>From: "Robert Schneider" <rjschn39@bellsouth.net>
> This notion of accomodation also turns up in medieval commentaries on the
> Six Days. There's an excellent example of it in Thomas Aquinas _Summa
> Theologiae_,
[snip]
> "But since this theory can be seen to be false by solid arguments, it
> should not be maintained that it is the sense of this Scriptural text. Take
> into account, rather, that Moses was speaking to ignorant people and out of
> condescension to their simpleness presented to them only those things that
> are immediately obvious to the senses.
But is this anything more substantial than a rhetorical "dodge"? Note the
two principal hermeneutical options here undestood:
1. Moses had no privileged science-like information and spoke with integrity
within the limited vocabulary and knowledge of the day.

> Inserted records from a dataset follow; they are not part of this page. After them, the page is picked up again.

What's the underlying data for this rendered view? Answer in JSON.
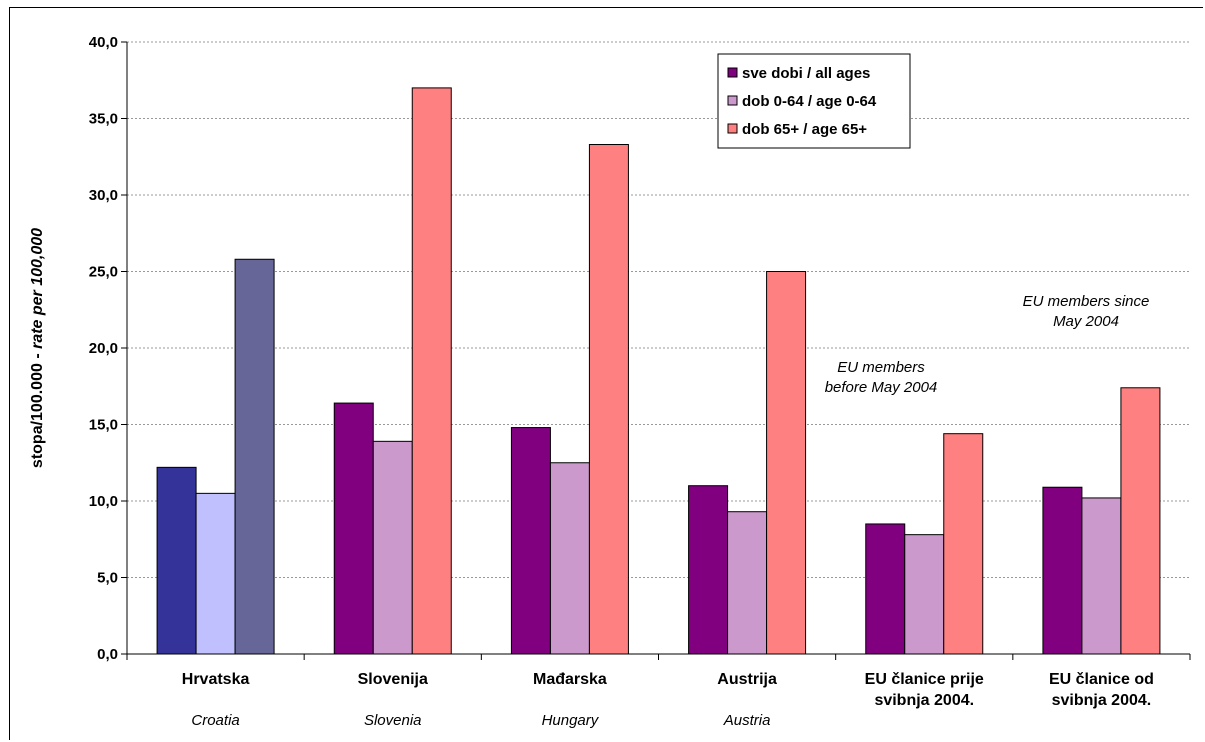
{
  "chart_data": {
    "type": "bar",
    "title": "",
    "ylabel_main": "stopa/100.000 - ",
    "ylabel_italic": "rate per 100,000",
    "ylim": [
      0,
      40
    ],
    "yticks": [
      "0,0",
      "5,0",
      "10,0",
      "15,0",
      "20,0",
      "25,0",
      "30,0",
      "35,0",
      "40,0"
    ],
    "grid": "horizontal dashed",
    "legend_position": "top-center",
    "categories": [
      {
        "lines": [
          "Hrvatska"
        ],
        "sub": "Croatia"
      },
      {
        "lines": [
          "Slovenija"
        ],
        "sub": "Slovenia"
      },
      {
        "lines": [
          "Mađarska"
        ],
        "sub": "Hungary"
      },
      {
        "lines": [
          "Austrija"
        ],
        "sub": "Austria"
      },
      {
        "lines": [
          "EU članice prije",
          "svibnja 2004."
        ],
        "sub": ""
      },
      {
        "lines": [
          "EU članice od",
          "svibnja 2004."
        ],
        "sub": ""
      }
    ],
    "series": [
      {
        "name": "sve dobi / all ages",
        "color": "#800080",
        "values": [
          12.2,
          16.4,
          14.8,
          11.0,
          8.5,
          10.9
        ]
      },
      {
        "name": "dob 0-64 / age 0-64",
        "color": "#CC99CC",
        "values": [
          10.5,
          13.9,
          12.5,
          9.3,
          7.8,
          10.2
        ]
      },
      {
        "name": "dob 65+ / age 65+",
        "color": "#FF8080",
        "values": [
          25.8,
          37.0,
          33.3,
          25.0,
          14.4,
          17.4
        ]
      }
    ],
    "highlight": {
      "category_index": 0,
      "colors": [
        "#333399",
        "#C0C0FF",
        "#666699"
      ]
    },
    "annotations": [
      {
        "lines": [
          "EU members",
          "before May 2004"
        ],
        "near_category": 4
      },
      {
        "lines": [
          "EU members since",
          "May 2004"
        ],
        "near_category": 5
      }
    ]
  }
}
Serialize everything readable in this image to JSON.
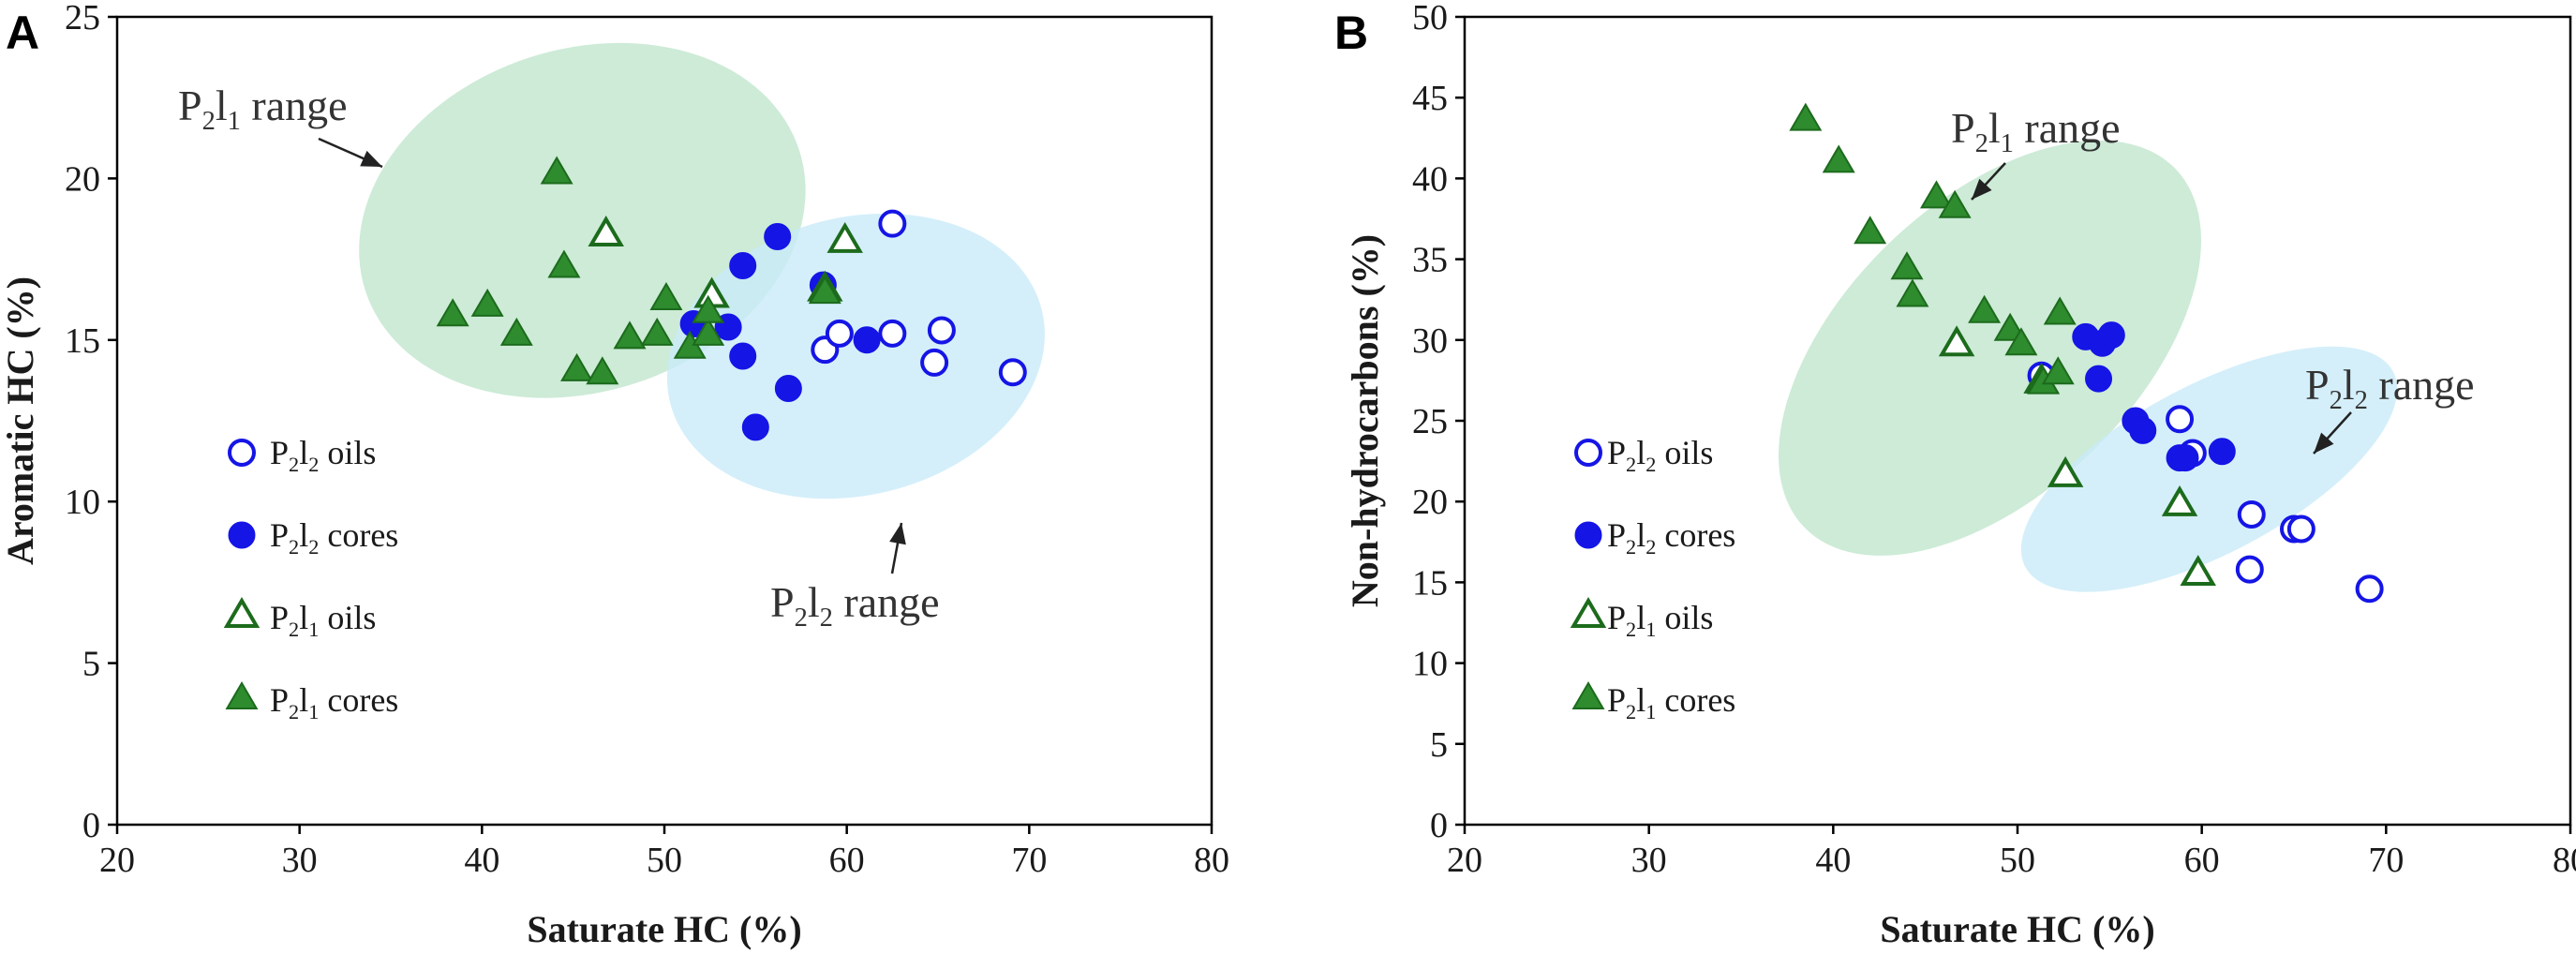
{
  "colors": {
    "blue": "#1515e6",
    "green": "#1c6b1c",
    "green_fill": "#2e8b2e",
    "green_ellipse": "#bfe6cc",
    "blue_ellipse": "#c8ebf8"
  },
  "chart_data": [
    {
      "panel": "A",
      "type": "scatter",
      "xlabel": "Saturate HC (%)",
      "ylabel": "Aromatic HC (%)",
      "xlim": [
        20,
        80
      ],
      "ylim": [
        0,
        25
      ],
      "xticks": [
        "20",
        "30",
        "40",
        "50",
        "60",
        "70",
        "80"
      ],
      "yticks": [
        "0",
        "5",
        "10",
        "15",
        "20",
        "25"
      ],
      "legend": [
        {
          "base": "P",
          "sub1": "2",
          "mid": "l",
          "sub2": "2",
          "text": " oils",
          "key": "p2l2_oils"
        },
        {
          "base": "P",
          "sub1": "2",
          "mid": "l",
          "sub2": "2",
          "text": " cores",
          "key": "p2l2_cores"
        },
        {
          "base": "P",
          "sub1": "2",
          "mid": "l",
          "sub2": "1",
          "text": " oils",
          "key": "p2l1_oils"
        },
        {
          "base": "P",
          "sub1": "2",
          "mid": "l",
          "sub2": "1",
          "text": " cores",
          "key": "p2l1_cores"
        }
      ],
      "ranges": [
        {
          "label": {
            "base": "P",
            "sub1": "2",
            "mid": "l",
            "sub2": "1",
            "text": " range"
          },
          "key": "p2l1",
          "cx": 45.5,
          "cy": 18.7,
          "rx": 12.5,
          "ry": 5.3,
          "rot": -18
        },
        {
          "label": {
            "base": "P",
            "sub1": "2",
            "mid": "l",
            "sub2": "2",
            "text": " range"
          },
          "key": "p2l2",
          "cx": 60.5,
          "cy": 14.5,
          "rx": 10.5,
          "ry": 4.3,
          "rot": -14
        }
      ],
      "series": [
        {
          "name": "p2l2_oils",
          "points": [
            [
              62.5,
              18.6
            ],
            [
              58.8,
              14.7
            ],
            [
              59.6,
              15.2
            ],
            [
              62.5,
              15.2
            ],
            [
              65.2,
              15.3
            ],
            [
              64.8,
              14.3
            ],
            [
              69.1,
              14.0
            ]
          ]
        },
        {
          "name": "p2l2_cores",
          "points": [
            [
              56.2,
              18.2
            ],
            [
              54.3,
              17.3
            ],
            [
              58.7,
              16.7
            ],
            [
              51.6,
              15.5
            ],
            [
              53.5,
              15.4
            ],
            [
              54.3,
              14.5
            ],
            [
              61.1,
              15.0
            ],
            [
              56.8,
              13.5
            ],
            [
              55.0,
              12.3
            ]
          ]
        },
        {
          "name": "p2l1_oils",
          "points": [
            [
              46.8,
              18.3
            ],
            [
              59.9,
              18.1
            ],
            [
              52.6,
              16.4
            ],
            [
              58.8,
              16.6
            ]
          ]
        },
        {
          "name": "p2l1_cores",
          "points": [
            [
              44.1,
              20.2
            ],
            [
              44.5,
              17.3
            ],
            [
              38.4,
              15.8
            ],
            [
              40.3,
              16.1
            ],
            [
              41.9,
              15.2
            ],
            [
              45.2,
              14.1
            ],
            [
              46.6,
              14.0
            ],
            [
              48.1,
              15.1
            ],
            [
              49.6,
              15.2
            ],
            [
              50.1,
              16.3
            ],
            [
              51.4,
              14.8
            ],
            [
              52.4,
              15.2
            ],
            [
              52.4,
              15.9
            ],
            [
              58.8,
              16.5
            ]
          ]
        }
      ]
    },
    {
      "panel": "B",
      "type": "scatter",
      "xlabel": "Saturate HC (%)",
      "ylabel": "Non-hydrocarbons (%)",
      "xlim": [
        20,
        80
      ],
      "ylim": [
        0,
        50
      ],
      "xticks": [
        "20",
        "30",
        "40",
        "50",
        "60",
        "70",
        "80"
      ],
      "yticks": [
        "0",
        "5",
        "10",
        "15",
        "20",
        "25",
        "30",
        "35",
        "40",
        "45",
        "50"
      ],
      "legend": [
        {
          "base": "P",
          "sub1": "2",
          "mid": "l",
          "sub2": "2",
          "text": " oils",
          "key": "p2l2_oils"
        },
        {
          "base": "P",
          "sub1": "2",
          "mid": "l",
          "sub2": "2",
          "text": " cores",
          "key": "p2l2_cores"
        },
        {
          "base": "P",
          "sub1": "2",
          "mid": "l",
          "sub2": "1",
          "text": " oils",
          "key": "p2l1_oils"
        },
        {
          "base": "P",
          "sub1": "2",
          "mid": "l",
          "sub2": "1",
          "text": " cores",
          "key": "p2l1_cores"
        }
      ],
      "ranges": [
        {
          "label": {
            "base": "P",
            "sub1": "2",
            "mid": "l",
            "sub2": "1",
            "text": " range"
          },
          "key": "p2l1",
          "cx": 48.5,
          "cy": 29.5,
          "rx": 14.0,
          "ry": 9.0,
          "rot": -44
        },
        {
          "label": {
            "base": "P",
            "sub1": "2",
            "mid": "l",
            "sub2": "2",
            "text": " range"
          },
          "key": "p2l2",
          "cx": 60.4,
          "cy": 22.0,
          "rx": 11.3,
          "ry": 5.2,
          "rot": -28
        }
      ],
      "series": [
        {
          "name": "p2l2_oils",
          "points": [
            [
              58.8,
              25.1
            ],
            [
              59.5,
              23.0
            ],
            [
              62.7,
              19.2
            ],
            [
              65.0,
              18.3
            ],
            [
              65.4,
              18.3
            ],
            [
              62.6,
              15.8
            ],
            [
              69.1,
              14.6
            ],
            [
              51.3,
              27.8
            ]
          ]
        },
        {
          "name": "p2l2_cores",
          "points": [
            [
              53.7,
              30.2
            ],
            [
              54.6,
              29.8
            ],
            [
              55.1,
              30.3
            ],
            [
              54.4,
              27.6
            ],
            [
              56.4,
              25.0
            ],
            [
              56.8,
              24.4
            ],
            [
              58.8,
              22.7
            ],
            [
              59.1,
              22.7
            ],
            [
              61.1,
              23.1
            ]
          ]
        },
        {
          "name": "p2l1_oils",
          "points": [
            [
              46.7,
              29.8
            ],
            [
              51.3,
              27.5
            ],
            [
              52.6,
              21.7
            ],
            [
              58.8,
              19.9
            ],
            [
              59.8,
              15.6
            ]
          ]
        },
        {
          "name": "p2l1_cores",
          "points": [
            [
              38.5,
              43.7
            ],
            [
              40.3,
              41.1
            ],
            [
              42.0,
              36.7
            ],
            [
              44.0,
              34.5
            ],
            [
              44.3,
              32.8
            ],
            [
              45.6,
              38.9
            ],
            [
              46.6,
              38.3
            ],
            [
              48.2,
              31.8
            ],
            [
              49.6,
              30.7
            ],
            [
              50.2,
              29.8
            ],
            [
              51.4,
              27.4
            ],
            [
              52.2,
              28.0
            ],
            [
              52.3,
              31.7
            ]
          ]
        }
      ]
    }
  ]
}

2. Moses did have privileged science-like information but was led by God to
suppress it and to speak as if he knew no more than what could be said
within the limited vocabulary and knowledge of the day.
How would Aquinas or Calvin (or anyone else) be able to tell that option 2
was the correct one?
[snip]
> St. Thomas is clearly seeking to reconcile the biblical text with the
> dominant scientific theory of his own time, the Aristotelian theory of the
> elements, which makes air lighter than earth and water, and thus above the
> waters of the Earth, where it constitutes Earth's atmosphere.
He was also, it seems, trying to preserve the presupposition that the human
writers of the biblical text had privileged information that could be
suppressed for various reasons.
[snip]
> It does illustrate that
> there is a long history in Christianity of trying to relate biblical texts
> to scientific theory and knowledge, and this was one way, a respected one
> for several centuries, that was used to do so, whatever one might think of
> it today.
To be very candid, I do not find it at all helpful.